Hobbes or Rousseau?
Thomas Hobbes came up with the concept of a social contract between the people and the government. Jean-Jacques Rousseau also supported such a social contract. Aside from that, however, the two men had profoundly different ideas. Neither had practical solutions to society's problems. It would take John Locke and Edmund Burke to formulate those. Hobbes and Rousseau have both had a strong influence on the principles that form the core of governments, however. Thomas Hobbes saw society as a necessary constraint on what would otherwise be, in his opinion, the unmitigated savagery of the human race. His ideas are perhaps best summed up in this excerpt from his work, Cive (1561):
But it was the least benefit for men thus to have a common Right to all things; for the effects of this Right are the same, almost, as if there had been no Right at all; for although any man might say of every thing, This is mine, yet could he not enjoy it, by reason of his Neighbour, who having equall Right, and equall power, would pretend the same thing to be his.
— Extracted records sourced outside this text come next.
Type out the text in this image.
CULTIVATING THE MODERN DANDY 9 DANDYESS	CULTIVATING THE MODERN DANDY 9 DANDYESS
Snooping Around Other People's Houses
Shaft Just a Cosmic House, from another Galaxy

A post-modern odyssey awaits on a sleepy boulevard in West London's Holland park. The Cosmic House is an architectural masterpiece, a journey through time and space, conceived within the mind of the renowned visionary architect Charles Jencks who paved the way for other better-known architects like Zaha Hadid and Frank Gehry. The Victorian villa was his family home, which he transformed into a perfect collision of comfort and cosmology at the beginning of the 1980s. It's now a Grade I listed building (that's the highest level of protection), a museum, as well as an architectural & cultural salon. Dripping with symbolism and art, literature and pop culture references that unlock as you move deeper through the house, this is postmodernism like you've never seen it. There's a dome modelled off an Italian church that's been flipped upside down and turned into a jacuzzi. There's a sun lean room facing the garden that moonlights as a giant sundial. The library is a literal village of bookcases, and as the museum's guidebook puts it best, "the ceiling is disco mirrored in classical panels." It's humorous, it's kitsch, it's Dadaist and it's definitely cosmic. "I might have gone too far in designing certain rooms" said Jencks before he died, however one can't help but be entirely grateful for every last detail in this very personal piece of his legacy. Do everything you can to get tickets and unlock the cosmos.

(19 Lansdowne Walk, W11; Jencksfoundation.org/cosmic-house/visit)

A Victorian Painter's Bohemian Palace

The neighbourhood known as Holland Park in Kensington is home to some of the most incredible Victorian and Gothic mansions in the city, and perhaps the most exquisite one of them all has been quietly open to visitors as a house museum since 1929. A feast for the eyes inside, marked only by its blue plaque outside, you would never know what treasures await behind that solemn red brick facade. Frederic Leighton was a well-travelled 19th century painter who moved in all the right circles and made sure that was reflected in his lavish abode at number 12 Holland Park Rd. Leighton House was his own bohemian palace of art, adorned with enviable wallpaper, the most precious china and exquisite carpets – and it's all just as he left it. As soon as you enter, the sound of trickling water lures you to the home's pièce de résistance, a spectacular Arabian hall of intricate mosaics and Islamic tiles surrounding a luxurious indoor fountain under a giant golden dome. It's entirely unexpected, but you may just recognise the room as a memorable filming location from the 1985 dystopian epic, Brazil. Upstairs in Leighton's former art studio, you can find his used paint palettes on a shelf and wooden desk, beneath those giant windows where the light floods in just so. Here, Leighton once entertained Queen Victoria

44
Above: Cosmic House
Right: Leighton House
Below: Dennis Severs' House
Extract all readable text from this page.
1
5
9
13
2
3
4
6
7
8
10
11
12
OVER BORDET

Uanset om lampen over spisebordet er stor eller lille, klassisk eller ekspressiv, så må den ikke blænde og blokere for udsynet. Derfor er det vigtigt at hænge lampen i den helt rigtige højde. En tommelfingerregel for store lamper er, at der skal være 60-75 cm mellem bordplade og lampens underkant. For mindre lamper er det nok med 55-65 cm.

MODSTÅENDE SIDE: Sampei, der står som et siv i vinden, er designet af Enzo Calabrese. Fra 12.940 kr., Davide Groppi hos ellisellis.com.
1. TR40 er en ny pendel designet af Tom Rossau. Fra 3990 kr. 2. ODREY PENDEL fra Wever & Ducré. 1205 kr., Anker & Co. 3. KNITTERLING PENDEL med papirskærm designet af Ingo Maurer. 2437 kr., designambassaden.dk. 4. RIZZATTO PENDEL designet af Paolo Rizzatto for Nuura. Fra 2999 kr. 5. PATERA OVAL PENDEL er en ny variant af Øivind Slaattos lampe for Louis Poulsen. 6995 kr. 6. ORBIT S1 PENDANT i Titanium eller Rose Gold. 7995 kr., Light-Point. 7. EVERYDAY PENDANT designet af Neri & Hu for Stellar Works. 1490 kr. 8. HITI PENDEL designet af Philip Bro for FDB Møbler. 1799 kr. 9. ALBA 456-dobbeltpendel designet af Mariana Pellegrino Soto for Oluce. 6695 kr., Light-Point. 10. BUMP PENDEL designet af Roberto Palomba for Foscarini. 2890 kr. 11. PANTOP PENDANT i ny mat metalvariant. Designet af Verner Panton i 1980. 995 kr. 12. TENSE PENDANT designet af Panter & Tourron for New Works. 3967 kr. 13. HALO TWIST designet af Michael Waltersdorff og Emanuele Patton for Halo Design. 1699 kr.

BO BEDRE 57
If now to this naturall proclivity of men, to hurt each other, which they derive from their Passions, but chiefly from a vain esteeme of themselves: You adde, the right of all to all, wherewith one by right invades, the other by right resists, and whence arise perpetuall jealousies and suspicions on all hands, and how hard a thing it is to provide against an enemy invading us, with an intention to oppresse, and ruine, though he come with a small Number, and no great Provision;. it cannot be deny'd but that the naturall state of men, before they entr'd into Society, was a meer War, and that not simply, but a War of all men, against all men; for what is WAR, but that same time in which the will of contesting by force, is fully declar'd either by Words, or Deeds? The time remaining, is termed PEACE.
Jean-Jacques Rousseau, on the other hand, viewed human nature as good, and believed that it was the constraints of society that prevented that goodness from being realized. His ideas are perhaps best summarized in this excerpt from Social Contract (1762):
This sum of forces can arise only where several persons come together: but, as the force and liberty of each man are the chief instruments of his self-preservation, how can he pledge them without harming his own interests, and neglecting the care he owes to himself? This difficulty, in its bearing on my present subject, may be stated in the following terms:
"The problem is to find a form of association which will defend and protect with the whole common force the person and goods of each associate, and in which each, while uniting himself with all, may still obey himself alone. and remain as free as before." This is the fundamental problem of which the Social Contract provides the solution. . . .
Whose basic views of human nature and society do you support- or do you support a compromise? Personally, I think that if individuals are given excessive freedom they will destroy society and with it, the other individuals in it, but that if society is given excessive power it will destroy the individuals directly. Hence I support a compromise between the ideas of Hobbes and Rousseau.